8.
A distance prudente, Kei et Mimay observaient le capitaine de l'Arcadia qui faisait les cent pas devant les portes de l'un des blocs opératoires de l'hôpital du bord.
- J'ai analysé avec Toshiro les enregistrements de cette bataille fulgurante. C'est la tête de la station araignée qui a mis hors service tous nos systèmes électroniques. Ce n'était pas un affrontement, c'était un guet-apens !
- Tu peux m'éviter tes observations, Kei ? Je n'en ai vraiment rien à battre en ce moment ! siffla Albator en s'arrêtant un instant à sa hauteur exhalant des effluves de fumée, de sueur et du sang de son fils.
Yattaran sortant d'une pièce voisine, le Mécanoïde infirmier se tourna vers lui.
- J'ai à m'occuper de vos brûlures, capitaine.
- Fiche-moi la paix, je vais très bien ! D'ailleurs, foutez tous le camp, vous avez sûrement quelque chose à faire !
Non sans un peu de soulagement, tous battirent en retraite.
Le Doc de l'Arcadia ne menait guère plus large qu'eux lorsque, bien plus tard, il réapparut, porteur de nouvelles qui ne pouvaient que déboucher sur une colère noire de son interlocuteur borgne et balafré.
- Je ne peux pas sauver ton gamin, Albator, attaqua-t-il d'entrée, ayant quelque part, lâché le plus gros morceau !
- De quoi ? !
- Le vaisseau se répare, mais les installations sont d'origine. Il en va de même pour mon matériel médical. Et l'état d'Alban nécessite des soins que je ne peux lui prodiguer !
- Il n'y a pas d'autre endroit pour lui, soupira Albator.
- Il faudra en trouver un… Car sans ces interventions particulières, il ne survivra pas ! insista le Doc que l'accablement du grand pirate balafré inquiétait plus qu'un coup de sang.
Mimay eut un petit soupir.
- Il n'y a donc rien à faire pour le sauver ? murmura-t-elle enfin, ramassant et reposant à sa place tout ce que le capitaine de l'Arcadia avait balayé sur son passage à son retour dans l'appartement.
- Nous n'avons que l'Arcadia. En fait, rien n'existe vraiment en-dehors de ce concentré d'univers. Il est devenu impossible pour nous d'avoir une place ailleurs…
- Que va-t-il se passer ? questionna encore la Niflung.

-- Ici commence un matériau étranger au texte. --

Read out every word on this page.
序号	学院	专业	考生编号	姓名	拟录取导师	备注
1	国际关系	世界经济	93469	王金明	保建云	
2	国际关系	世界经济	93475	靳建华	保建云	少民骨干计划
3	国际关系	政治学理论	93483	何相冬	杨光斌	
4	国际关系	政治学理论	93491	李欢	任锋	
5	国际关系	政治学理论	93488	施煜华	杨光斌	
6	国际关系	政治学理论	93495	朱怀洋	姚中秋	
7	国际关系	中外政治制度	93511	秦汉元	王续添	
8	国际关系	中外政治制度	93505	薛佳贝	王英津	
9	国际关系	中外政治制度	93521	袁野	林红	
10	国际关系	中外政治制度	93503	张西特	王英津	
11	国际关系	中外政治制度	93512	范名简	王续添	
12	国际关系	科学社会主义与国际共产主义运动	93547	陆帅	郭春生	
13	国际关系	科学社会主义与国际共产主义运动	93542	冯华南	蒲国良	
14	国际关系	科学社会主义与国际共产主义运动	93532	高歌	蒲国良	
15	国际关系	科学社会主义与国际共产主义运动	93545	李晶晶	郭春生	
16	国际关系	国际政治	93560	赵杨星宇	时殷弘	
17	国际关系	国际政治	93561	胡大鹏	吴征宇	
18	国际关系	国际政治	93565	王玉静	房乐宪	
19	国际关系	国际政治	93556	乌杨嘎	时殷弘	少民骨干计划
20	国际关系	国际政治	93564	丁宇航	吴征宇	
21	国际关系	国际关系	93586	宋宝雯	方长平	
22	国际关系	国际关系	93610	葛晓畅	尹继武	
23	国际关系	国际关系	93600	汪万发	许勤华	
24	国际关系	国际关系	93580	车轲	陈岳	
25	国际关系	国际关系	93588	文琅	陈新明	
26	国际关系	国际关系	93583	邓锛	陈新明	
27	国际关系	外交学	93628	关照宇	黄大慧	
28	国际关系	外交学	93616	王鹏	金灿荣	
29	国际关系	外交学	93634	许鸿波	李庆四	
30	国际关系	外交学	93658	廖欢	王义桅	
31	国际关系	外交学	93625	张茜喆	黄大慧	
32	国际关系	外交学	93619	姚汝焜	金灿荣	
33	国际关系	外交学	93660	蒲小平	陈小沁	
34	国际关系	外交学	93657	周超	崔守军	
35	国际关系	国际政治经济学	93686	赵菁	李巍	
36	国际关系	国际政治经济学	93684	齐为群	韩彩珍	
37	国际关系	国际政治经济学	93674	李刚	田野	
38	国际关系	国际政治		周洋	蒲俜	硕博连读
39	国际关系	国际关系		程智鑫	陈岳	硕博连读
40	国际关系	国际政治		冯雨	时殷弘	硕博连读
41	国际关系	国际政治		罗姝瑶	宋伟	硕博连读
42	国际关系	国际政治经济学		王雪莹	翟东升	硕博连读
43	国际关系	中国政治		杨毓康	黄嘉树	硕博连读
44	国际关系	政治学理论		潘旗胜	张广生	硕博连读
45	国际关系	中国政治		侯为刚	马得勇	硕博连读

- Doc va faire ce qu'il peut, avec le matériel dont il dispose. Il va lui éviter de souffrir, jusqu'à ce que la fin arrive…
- Prentil, jeta Yama.
- C'est quoi, ça ? gronda Albator.
- C'est qui, rectifia le spectre. On a fait nos premiers pas dans le même bac à sable. Et nous ne sommes séparés qu'au jeune âge adulte, lui pour poursuivre des études de chirurgien et moi tenter de monter sur un certain vaisseau maudit pour y assassiner quelqu'un.
- Je ne vois pas…
- Il a ouvert une clinique privée sur la station spatiale qui accueille la colonie de Miridaï. S'il n'a pas changé, il devrait pouvoir faire discrètement rentrer Alban et s'occuper de lui.
- « s'il n'a pas changé », ironisa le grand pirate balafré. Décidément, ta naïveté me sidérera toujours. A croire que tu n'as rien appris de ces trente ans à ce bord !
- Il faut le contacter, insista Yama qui n'entendait pas plier, et de toute façon, étant mort il ne redoutait nullement les élans furieux d'Albator ! C'est la seule chance d'Alban !
- Et comment on le joint, ton ami des châteaux de sable ?
- Je vais aller lui parler, en espérant qu'il n'ait pas une crise cardiaque car je me souviens qu'il avait le cœur fragile, de façon héréditaire.
- Manquait plus que ça ! ragea le grand pirate balafré. Toi et tes relations foireuses !
- Au moins, j'ai des relations, moi !
Grommelant entre ses dents, Albator quitta l'appartement pour retourner à la chambre d'hôpital d'Alban.
« Comment pourrais-je bien prendre une telle décision ? Je ne peux absolument pas envisager de te laisser derrière moi ! Qui donc veillerait sur toi ? Je n'ai peut-être pas été très démonstration, c'est peu de le dire, mais je n'ai jamais voulu que tu t'éloignes de moi. D'ailleurs, quel avenir pourrait-il bien y avoir hors de l'Arcadia ? Si ta vie doit déjà s'arrêter, je ne veux pas que ce soit loin de moi ! ».